Une expression bienveillante se peignit sur la face de l’Alpha, avant qu’il ne se détourne de Lilith pour inviter ses quatre vicaires à approcher. Les triplés se murent calmement, à la différence de Mew qui se rua dans leur direction, surexcité.
— Par ici ! s’exclama-t-il en désignant l’immense arche aux portes closes qu’ils avaient franchie pour entrer, et qui constituait l’unique accès à cette salle.

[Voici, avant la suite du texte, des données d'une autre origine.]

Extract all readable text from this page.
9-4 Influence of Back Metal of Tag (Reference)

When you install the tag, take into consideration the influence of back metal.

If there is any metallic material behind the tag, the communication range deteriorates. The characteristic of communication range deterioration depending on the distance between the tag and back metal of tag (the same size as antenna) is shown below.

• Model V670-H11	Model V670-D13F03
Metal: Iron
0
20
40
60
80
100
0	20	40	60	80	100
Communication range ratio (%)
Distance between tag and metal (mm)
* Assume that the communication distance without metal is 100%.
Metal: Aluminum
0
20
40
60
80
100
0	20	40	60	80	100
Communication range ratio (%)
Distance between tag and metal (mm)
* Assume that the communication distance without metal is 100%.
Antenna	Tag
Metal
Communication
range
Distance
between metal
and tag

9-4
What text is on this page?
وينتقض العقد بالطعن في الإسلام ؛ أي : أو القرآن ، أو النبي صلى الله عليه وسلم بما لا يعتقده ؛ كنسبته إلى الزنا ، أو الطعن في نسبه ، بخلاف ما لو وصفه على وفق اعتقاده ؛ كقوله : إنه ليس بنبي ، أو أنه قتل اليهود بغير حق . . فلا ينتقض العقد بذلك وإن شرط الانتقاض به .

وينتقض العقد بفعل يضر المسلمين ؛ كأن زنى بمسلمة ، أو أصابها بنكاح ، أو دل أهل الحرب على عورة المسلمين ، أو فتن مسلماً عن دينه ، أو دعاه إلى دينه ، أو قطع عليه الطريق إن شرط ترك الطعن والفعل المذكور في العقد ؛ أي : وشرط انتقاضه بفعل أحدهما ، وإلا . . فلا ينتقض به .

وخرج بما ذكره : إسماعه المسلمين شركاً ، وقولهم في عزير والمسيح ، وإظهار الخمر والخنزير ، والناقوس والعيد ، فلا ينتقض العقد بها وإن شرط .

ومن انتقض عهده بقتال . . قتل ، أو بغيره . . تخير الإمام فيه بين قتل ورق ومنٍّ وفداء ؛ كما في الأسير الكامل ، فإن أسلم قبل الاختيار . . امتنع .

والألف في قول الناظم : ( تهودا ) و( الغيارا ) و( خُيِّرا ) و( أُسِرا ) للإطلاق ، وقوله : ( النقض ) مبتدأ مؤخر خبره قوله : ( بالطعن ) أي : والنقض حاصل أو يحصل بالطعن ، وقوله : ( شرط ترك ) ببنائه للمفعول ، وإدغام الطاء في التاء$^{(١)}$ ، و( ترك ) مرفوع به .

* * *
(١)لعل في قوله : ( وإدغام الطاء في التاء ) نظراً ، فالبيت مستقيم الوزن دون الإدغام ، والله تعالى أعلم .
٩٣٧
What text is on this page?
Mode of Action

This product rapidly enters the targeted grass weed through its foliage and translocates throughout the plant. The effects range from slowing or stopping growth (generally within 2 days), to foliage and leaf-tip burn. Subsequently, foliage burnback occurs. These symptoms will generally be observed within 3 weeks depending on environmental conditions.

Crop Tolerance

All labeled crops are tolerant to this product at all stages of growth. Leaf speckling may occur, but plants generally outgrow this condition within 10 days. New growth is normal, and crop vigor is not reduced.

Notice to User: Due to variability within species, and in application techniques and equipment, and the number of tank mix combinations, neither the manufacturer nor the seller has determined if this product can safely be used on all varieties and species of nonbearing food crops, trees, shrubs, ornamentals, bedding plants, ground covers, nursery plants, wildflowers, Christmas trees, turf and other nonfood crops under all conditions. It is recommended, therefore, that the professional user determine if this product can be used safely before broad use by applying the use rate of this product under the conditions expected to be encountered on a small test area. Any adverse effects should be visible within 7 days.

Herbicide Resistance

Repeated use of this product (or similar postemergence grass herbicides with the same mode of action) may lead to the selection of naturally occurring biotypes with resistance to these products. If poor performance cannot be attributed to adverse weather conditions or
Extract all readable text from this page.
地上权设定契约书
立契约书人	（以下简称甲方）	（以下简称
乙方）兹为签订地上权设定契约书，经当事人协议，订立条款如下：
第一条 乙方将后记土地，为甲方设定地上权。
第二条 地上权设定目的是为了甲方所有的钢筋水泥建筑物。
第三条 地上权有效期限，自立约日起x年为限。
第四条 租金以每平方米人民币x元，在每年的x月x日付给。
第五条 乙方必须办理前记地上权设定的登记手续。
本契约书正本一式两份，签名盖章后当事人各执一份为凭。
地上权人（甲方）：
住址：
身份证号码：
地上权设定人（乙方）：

J’ai hâte que tu voies l’antre que nous t’avons aménagée. Tu vas l’adorer !
La bouche de Lilith frémit de manière incontrôlée, mais elle ne comprendrait que plus tard qu’il s’agissait de l’esquisse de son premier sourire. La jovialité de Mew la rendait moins compassée que la noblesse d’Arceus.
— Encore une chose, Lilith, l’interpela ce dernier alors qu’elle emboîtait le pas du joyeux drille, et que les Cré’s se préparaient à fermer la marche. J’ai conscience que tout ceci est nouveau pour toi, et que tu as besoin de prendre tes marques. C’est d’ailleurs pour cette raison que ton réveil s’est déroulé dans la plus stricte intimité. Néanmoins, lorsque tu te sentiras prête, j’aimerais que tu rencontres les autres.
— Les autres ?
— Si cela n’avait tenu qu’à eux, ils auraient tous été là pour te voir ouvrir les yeux, mais l’on m’a convaincu que leur nombre t’aurait effarouchée. Vingt-huit de mes vassaux attendent donc de faire ta connaissance. Ne les laisse pas trop languir.